O local de nascimento do atual Dalai Lama fica a cerca de 70 km de Xining. Os estrangeiros que pretendam visitar a aldeia, que por si só não tem características particulares, são registados e os seus antecedentes verificados para garantir que não representam perigo. Há também uma boa chance de que sua bagagem seja revistada, o que em alguns casos pode ser um problema.
Os pastores que vemos nas montanhas são tibetanos, enquanto nas aldeias vemos muitos solidéus islâmicos. A chaminé sai das iurtas e espalha um cheiro acre no ar. Como não há madeira disponível, o esterco (especialmente o de iaque) é queimado previamente. Nas aldeias, para acelerar o processo, coloca-se esterco contra os muros. Descobrimos como nesta zona os pastores são nómadas durante todo o ano e por isso não regressam às aldeias no inverno como acontece nas montanhas além de Xiahé: o governo está a tentar sedentarizá-los com políticas para ajudar a construir casas permanentes, pelo menos durante o inverno. É hora da colheita da batata e pouco antes de Zhangye vemos uma longa fila de caminhões cargas de batatas esperando para entrar em uma fábrica para produção de derivados desse tubérculo.
No que diz respeito aos funerais, existem basicamente quatro possibilidades:
- cremação: necessária nas cidades devido a restrições de espaço
- sepultamento: solução preferida pelos Han e pelos muçulmanos.
- ser comido por pássaros depois de dissecado para facilitar a tarefa das aves de rapina: esta forma que à primeira vista pode parecer assustadora ocorre principalmente no Tibete e em Labrang também existe uma plataforma para este tipo de sepultamento. É um clássico de lugares onde a terra fica congelada por muito tempo e não há combustível para queimar.
- Dispersão de cinzas em rios ou lagos
No Tibete não comem peixe porque se acredita que deles deriva a origem da raça humana. Uma tese que de alguma forma lembra as origens da teoria darwiniana.
Desci das montanhas da cordilheira Qilian, depois de cruzar 200 km. numa zona plana e árida, mas cultivável graças a uma densa rede de canais, chegamos a Zhangye.
Durante um passeio de reconhecimento prestamos homenagem ao estátua de Marco Polo que se destaca no meio de uma rotunda cujo trânsito não foge à regra face a outras cidades. O viajante veneziano nunca teria imaginado que o preço a pagar pela fama seria tão poluente.

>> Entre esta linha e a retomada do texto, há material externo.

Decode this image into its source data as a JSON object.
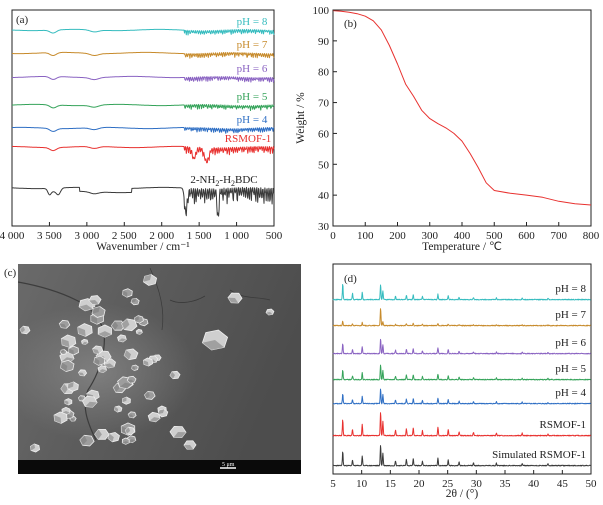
{
  "colors": {
    "black": "#3a3a3a",
    "red": "#e8312f",
    "blue": "#2f6fc4",
    "green": "#35a35a",
    "purple": "#8a63c2",
    "orange": "#c78b2c",
    "cyan": "#36bcbf"
  },
  "sem": {
    "panel_label": "(c)",
    "scale_label": "5 μm"
  },
  "chart_data": [
    {
      "panel": "(a)",
      "type": "line",
      "xlabel": "Wavenumber / cm⁻¹",
      "ylabel": "",
      "xlim": [
        4000,
        500
      ],
      "xticks": [
        "4 000",
        "3 500",
        "3 000",
        "2 500",
        "2 000",
        "1 500",
        "1 000",
        "500"
      ],
      "xtick_values": [
        4000,
        3500,
        3000,
        2500,
        2000,
        1500,
        1000,
        500
      ],
      "series": [
        {
          "name": "2-NH₂-H₂BDC",
          "color": "black",
          "offset": 0.0
        },
        {
          "name": "RSMOF-1",
          "color": "red",
          "offset": 1.0
        },
        {
          "name": "pH = 4",
          "color": "blue",
          "offset": 2.0
        },
        {
          "name": "pH = 5",
          "color": "green",
          "offset": 2.7
        },
        {
          "name": "pH = 6",
          "color": "purple",
          "offset": 3.5
        },
        {
          "name": "pH = 7",
          "color": "orange",
          "offset": 4.2
        },
        {
          "name": "pH = 8",
          "color": "cyan",
          "offset": 4.9
        }
      ],
      "label_sub": {
        "pre": "2-NH",
        "s1": "2",
        "mid": "-H",
        "s2": "2",
        "post": "BDC"
      }
    },
    {
      "panel": "(b)",
      "type": "line",
      "xlabel": "Temperature / ℃",
      "ylabel": "Weight / %",
      "xlim": [
        0,
        800
      ],
      "ylim": [
        30,
        100
      ],
      "xticks": [
        0,
        100,
        200,
        300,
        400,
        500,
        600,
        700,
        800
      ],
      "yticks": [
        30,
        40,
        50,
        60,
        70,
        80,
        90,
        100
      ],
      "series": [
        {
          "name": "",
          "color": "red",
          "x": [
            0,
            25,
            50,
            75,
            100,
            125,
            150,
            175,
            200,
            225,
            250,
            275,
            300,
            325,
            350,
            375,
            400,
            425,
            450,
            475,
            500,
            550,
            600,
            650,
            700,
            750,
            800
          ],
          "y": [
            99.8,
            99.6,
            99.3,
            98.8,
            98.0,
            96.5,
            93.5,
            88.5,
            82.5,
            76.0,
            72.0,
            67.5,
            64.8,
            63.2,
            61.8,
            60.0,
            57.5,
            53.5,
            49.0,
            44.0,
            41.5,
            40.6,
            40.0,
            39.3,
            38.0,
            37.2,
            36.8
          ]
        }
      ]
    },
    {
      "panel": "(d)",
      "type": "line",
      "xlabel": "2θ / (°)",
      "ylabel": "",
      "xlim": [
        5,
        50
      ],
      "xticks": [
        5,
        10,
        15,
        20,
        25,
        30,
        35,
        40,
        45,
        50
      ],
      "series": [
        {
          "name": "Simulated RSMOF-1",
          "color": "black",
          "offset": 0.0
        },
        {
          "name": "RSMOF-1",
          "color": "red",
          "offset": 1.0
        },
        {
          "name": "pH = 4",
          "color": "blue",
          "offset": 2.0
        },
        {
          "name": "pH = 5",
          "color": "green",
          "offset": 2.8
        },
        {
          "name": "pH = 6",
          "color": "purple",
          "offset": 3.6
        },
        {
          "name": "pH = 7",
          "color": "orange",
          "offset": 4.4
        },
        {
          "name": "pH = 8",
          "color": "cyan",
          "offset": 5.2
        }
      ]
    }
  ]
}
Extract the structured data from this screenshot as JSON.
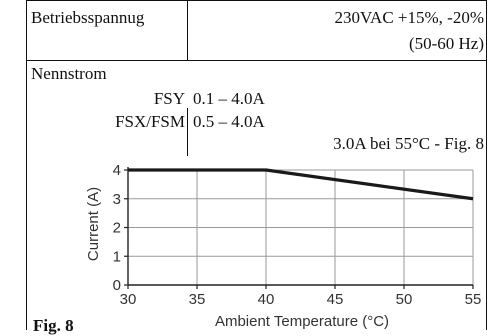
{
  "table": {
    "rows": [
      {
        "label": "Betriebsspannug",
        "value_line1": "230VAC +15%, -20%",
        "value_line2": "(50-60 Hz)"
      }
    ],
    "nennstrom": {
      "label": "Nennstrom",
      "items": [
        {
          "name": "FSY",
          "value": "0.1 – 4.0A"
        },
        {
          "name": "FSX/FSM",
          "value": "0.5 – 4.0A"
        }
      ],
      "note": "3.0A bei 55°C - Fig. 8"
    }
  },
  "figure": {
    "caption": "Fig. 8"
  },
  "chart_data": {
    "type": "line",
    "xlabel": "Ambient Temperature (°C)",
    "ylabel": "Current (A)",
    "xlim": [
      30,
      55
    ],
    "ylim": [
      0,
      4
    ],
    "x_ticks": [
      "30",
      "35",
      "40",
      "45",
      "50",
      "55"
    ],
    "y_ticks": [
      "0",
      "1",
      "2",
      "3",
      "4"
    ],
    "grid": true,
    "series": [
      {
        "x": [
          30,
          40,
          55
        ],
        "y": [
          4.0,
          4.0,
          3.0
        ],
        "color": "#1a1a1a"
      }
    ]
  }
}
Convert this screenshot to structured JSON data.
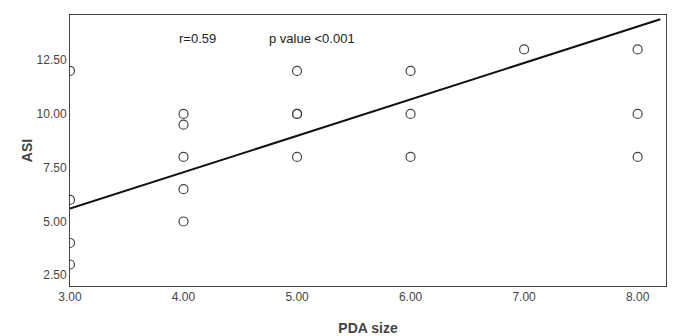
{
  "chart_data": {
    "type": "scatter",
    "x_label": "PDA size",
    "y_label": "ASI",
    "annotations": [
      "r=0.59",
      "p value <0.001"
    ],
    "series": [
      {
        "type": "scatter",
        "marker": "circle-open",
        "color": "#444444",
        "x": [
          3.0,
          3.0,
          3.0,
          3.0,
          4.0,
          4.0,
          4.0,
          4.0,
          4.0,
          5.0,
          5.0,
          5.0,
          5.0,
          6.0,
          6.0,
          6.0,
          7.0,
          8.0,
          8.0,
          8.0
        ],
        "values": [
          12.0,
          6.0,
          4.0,
          3.0,
          10.0,
          9.5,
          8.0,
          6.5,
          5.0,
          12.0,
          10.0,
          10.0,
          8.0,
          12.0,
          10.0,
          8.0,
          13.0,
          13.0,
          10.0,
          8.0
        ]
      },
      {
        "type": "line",
        "line_style": "solid",
        "color": "#111111",
        "x": [
          3.0,
          8.2
        ],
        "values": [
          5.6,
          14.4
        ]
      }
    ],
    "xlim": [
      3.0,
      8.25
    ],
    "ylim": [
      2.0,
      14.6
    ],
    "xticks": [
      {
        "value": 3.0,
        "label": "3.00"
      },
      {
        "value": 4.0,
        "label": "4.00"
      },
      {
        "value": 5.0,
        "label": "5.00"
      },
      {
        "value": 6.0,
        "label": "6.00"
      },
      {
        "value": 7.0,
        "label": "7.00"
      },
      {
        "value": 8.0,
        "label": "8.00"
      }
    ],
    "yticks": [
      {
        "value": 2.5,
        "label": "2.50"
      },
      {
        "value": 5.0,
        "label": "5.00"
      },
      {
        "value": 7.5,
        "label": "7.50"
      },
      {
        "value": 10.0,
        "label": "10.00"
      },
      {
        "value": 12.5,
        "label": "12.50"
      }
    ],
    "grid": false
  }
}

Jantamos em um pequeno restaurante frequentado por moradores locais. A gastronomia (como em todo o Noroeste) é picante em muitos dos seus pratos, pois faz uso extensivo de pimenta malagueta e outras especiarias. No entanto, permanece dentro dos limites da tolerabilidade. Hoje o macarrão frito, uma espécie de bolinho de massa bem cozido, temperado com molho de soja, algumas folhas de alface e pedaços de carne, no geral é muito bom. A cerveja mais popular é a Snow, não é ruim, mas acaba sendo leve. Um litro mata a sede e não causa desconforto. A alternativa válida é o chá verde, no qual não são adicionados açúcar, limão ou outros ingredientes considerados impurezas.